God Save the Queen

From Eating Oklahoma

Ah, Ethiopian food. The very mention of it conjures up images of. . . what, exactly?

I’ll be honest with you, I had no idea what to expect from Ethiopian cuisine before trying it for the first time. A small part of me, maybe the insensitive part, wondered if it might involve scarce portions that left one feeling only barely nourished. Little did I know, Ethiopian is some of the most rich, flavorful, and filling food around.

Queen of Sheba is a well-hidden treat in Northwest Oklahoma City. The location is far enough West that I’m rarely nearby, and almost far enough South that it’s close to being an impulse-homicide zone. But the trek to a less-than-beautiful part of town is well worth it, because once you step inside, you feel like you’re somewhere else entirely.

The first thing you’ll probably notice is the tapestry depicting Haile Selassie, a former emperor (read, “dictator”) of Ethiopia, who I’m told was not the nicest of leaders. As he stares out at the dining room in full military regalia, lending the place an Orwellian charm (or maybe something more like Woody Allen’s “Bananas”), we are greeted by the two visible members of staff, one of whom is the owner. Both are natives of Ethiopia.

Any meals with my friends Shelby and Otis mean eating with a vegetarian and a half, so to begin our meal, we ordered a vegetarian appetizer. Before the food arrives we are brought hot towels, which makes the experience feel more like flying first class than being in sub-Saharan Africa. But the hot towels have a purpose, as after our appetizer we will no longer need utensils.


The appetizer was a crispy fried shell, like phyllo dough, stuffed with a savory, hot filling of lentils. It was tasty and very hot, great for a cold night. A meat-included version of this same dish exists, but the vegetarian had plenty of flavor on its own. As the evening goes on we will find that Ethiopian food, much like Indian, seems to be based around very careful blending of spices.

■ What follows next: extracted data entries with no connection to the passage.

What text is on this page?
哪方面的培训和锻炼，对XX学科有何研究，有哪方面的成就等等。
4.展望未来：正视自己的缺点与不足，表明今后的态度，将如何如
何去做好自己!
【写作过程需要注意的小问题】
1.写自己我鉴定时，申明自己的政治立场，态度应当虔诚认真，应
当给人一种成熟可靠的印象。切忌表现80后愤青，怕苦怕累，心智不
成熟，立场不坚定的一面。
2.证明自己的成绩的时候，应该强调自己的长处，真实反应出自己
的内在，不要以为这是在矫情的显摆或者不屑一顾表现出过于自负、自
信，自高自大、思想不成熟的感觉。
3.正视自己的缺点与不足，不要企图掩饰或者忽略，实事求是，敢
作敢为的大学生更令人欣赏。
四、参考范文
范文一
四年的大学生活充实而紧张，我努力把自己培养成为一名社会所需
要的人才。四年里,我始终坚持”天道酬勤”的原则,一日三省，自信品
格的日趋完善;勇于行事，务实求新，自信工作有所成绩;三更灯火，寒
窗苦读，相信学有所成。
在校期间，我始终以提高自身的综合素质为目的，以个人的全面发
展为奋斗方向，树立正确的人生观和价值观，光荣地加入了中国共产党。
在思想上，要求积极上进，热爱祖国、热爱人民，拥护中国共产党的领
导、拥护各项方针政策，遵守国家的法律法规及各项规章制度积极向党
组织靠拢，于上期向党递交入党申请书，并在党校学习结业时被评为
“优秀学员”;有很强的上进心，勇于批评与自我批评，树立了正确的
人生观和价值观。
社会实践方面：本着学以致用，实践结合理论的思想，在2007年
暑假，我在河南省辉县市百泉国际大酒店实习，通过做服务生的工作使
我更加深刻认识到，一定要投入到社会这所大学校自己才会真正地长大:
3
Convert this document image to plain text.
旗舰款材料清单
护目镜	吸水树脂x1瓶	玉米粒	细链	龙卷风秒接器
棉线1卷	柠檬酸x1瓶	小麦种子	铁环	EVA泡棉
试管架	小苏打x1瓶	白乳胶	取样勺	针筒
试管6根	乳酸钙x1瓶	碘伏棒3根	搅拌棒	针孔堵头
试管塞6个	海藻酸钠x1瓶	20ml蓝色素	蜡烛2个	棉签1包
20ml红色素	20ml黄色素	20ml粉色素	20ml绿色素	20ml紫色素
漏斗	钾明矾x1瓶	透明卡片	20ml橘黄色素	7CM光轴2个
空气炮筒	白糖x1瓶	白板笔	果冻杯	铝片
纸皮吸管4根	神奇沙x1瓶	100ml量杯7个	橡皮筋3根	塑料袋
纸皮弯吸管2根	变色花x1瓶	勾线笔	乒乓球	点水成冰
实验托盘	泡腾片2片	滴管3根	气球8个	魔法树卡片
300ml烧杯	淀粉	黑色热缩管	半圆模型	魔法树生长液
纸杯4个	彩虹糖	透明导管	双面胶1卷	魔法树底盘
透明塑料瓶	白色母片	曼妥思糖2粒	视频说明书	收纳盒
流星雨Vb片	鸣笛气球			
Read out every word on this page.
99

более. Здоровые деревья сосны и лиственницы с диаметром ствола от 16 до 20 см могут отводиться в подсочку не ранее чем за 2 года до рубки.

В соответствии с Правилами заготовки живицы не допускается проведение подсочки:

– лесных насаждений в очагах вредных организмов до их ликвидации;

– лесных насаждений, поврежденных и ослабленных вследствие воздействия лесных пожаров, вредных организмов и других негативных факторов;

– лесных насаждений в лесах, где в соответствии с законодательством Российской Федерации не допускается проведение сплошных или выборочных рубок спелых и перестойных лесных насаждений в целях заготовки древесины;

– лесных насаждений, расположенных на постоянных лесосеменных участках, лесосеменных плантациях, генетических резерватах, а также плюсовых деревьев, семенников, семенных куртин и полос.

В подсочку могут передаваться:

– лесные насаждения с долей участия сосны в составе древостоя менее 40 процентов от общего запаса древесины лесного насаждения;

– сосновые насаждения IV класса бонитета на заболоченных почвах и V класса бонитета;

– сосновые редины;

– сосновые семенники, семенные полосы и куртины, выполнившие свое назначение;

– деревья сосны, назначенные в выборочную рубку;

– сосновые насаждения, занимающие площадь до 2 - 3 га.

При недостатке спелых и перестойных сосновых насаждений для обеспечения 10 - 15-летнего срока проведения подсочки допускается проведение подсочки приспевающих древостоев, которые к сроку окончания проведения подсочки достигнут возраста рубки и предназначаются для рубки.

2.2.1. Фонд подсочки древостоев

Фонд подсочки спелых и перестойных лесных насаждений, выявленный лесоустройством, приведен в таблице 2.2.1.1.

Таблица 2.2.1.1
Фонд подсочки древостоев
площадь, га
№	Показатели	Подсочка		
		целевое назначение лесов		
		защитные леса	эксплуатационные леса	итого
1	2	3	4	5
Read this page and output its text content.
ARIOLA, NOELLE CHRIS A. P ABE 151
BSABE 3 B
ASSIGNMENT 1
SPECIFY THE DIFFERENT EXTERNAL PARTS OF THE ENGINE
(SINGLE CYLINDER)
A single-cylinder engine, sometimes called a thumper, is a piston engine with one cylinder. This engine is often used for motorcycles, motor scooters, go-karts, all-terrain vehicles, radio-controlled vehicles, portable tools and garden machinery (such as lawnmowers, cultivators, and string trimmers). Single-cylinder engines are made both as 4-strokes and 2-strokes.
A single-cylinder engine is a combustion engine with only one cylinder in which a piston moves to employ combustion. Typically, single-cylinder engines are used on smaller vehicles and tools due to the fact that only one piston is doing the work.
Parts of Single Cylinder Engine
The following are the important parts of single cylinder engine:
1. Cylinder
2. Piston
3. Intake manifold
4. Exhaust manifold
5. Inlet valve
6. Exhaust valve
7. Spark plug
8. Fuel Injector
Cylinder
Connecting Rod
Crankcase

It’s the kind of food that could only be developed through years of trying different combinations, the clear sign of a culture that really cares how their food tastes.

For our entree, we went for the single most diverse plate, what I think of as the Ethiopian “tasting menu,” called the Messob. This is basically 8 different foods served on a large platter of injera. What is injera, you ask? Being completely unaware of its existence before being introduced to Ethiopian food, I found out it’s a spongy flat bread made from teff, a grain indigenous to Ethiopia. And you won’t know what to expect until you try it. It’s soft, almost sticky, almost like uncooked sourdough in its tartness, still fermenting as you eat it. But the taste of the bread is subtle compared to the rest of the dish, and it isn’t meant to be eaten on its own. Yes, the reason for the bread, and the most fun part of Ethiopian cuisine, is that you eat with your hands!  Tear off a piece, hold it between two fingers, and start scooping.


So what’s on the Messob (clockwise from top): Salad, potatoes, beef, chickpea, lamb, lentils, sautéed vegetables, and two chicken legs in the center. But listing the main components of the dish completely ignores the unique flavor experiences of each preparation. The starches are soft, heavy, buttery. The meats and lentils are coated in different sauces, all rich in spices but not “spicy,” dark and almost sweet.The vegetables are simple and tasty, and the pretty-standard salad with vinaigrette serves as nice contrast to the savory meats.

I suppose my only word of warning is watch the bread. They give you a whole plate of the stuff, rolled up, and if you eat it with every bite you pick up, you are bound to fill up fast. The three of us ordered the Messob “for two,” and we still couldn’t finish it. You’ll find that this is one of the most satisfying meals in town, and almost all from a single dish, no less.


So you’re probably thinking this place is an exotic luxury, something you’d have every now and then. And while that may be true, based on the overwhelming richness of flavors and sheer amount of food, the price point is shocking. Had we not ordered an appetizer, the meal would have cost under $30. So split three ways, we’re again looking at more than you can eat for about $10 per person. That cuisine from a culture so far from our own could be both available and affordable in our city seems almost too good to be true. But it’s here, unchanged even after traveling halfway across the globe. This was not my first time to enjoy Queen of Sheba, and it certainly won’t be my last. If you don’t think this city has exciting food options, this is the first place you need to try. So until we meet again, my hat’s off to the Queen.

– Queen of Sheba is open for dinner, Tuesday-Saturday til 10 pm.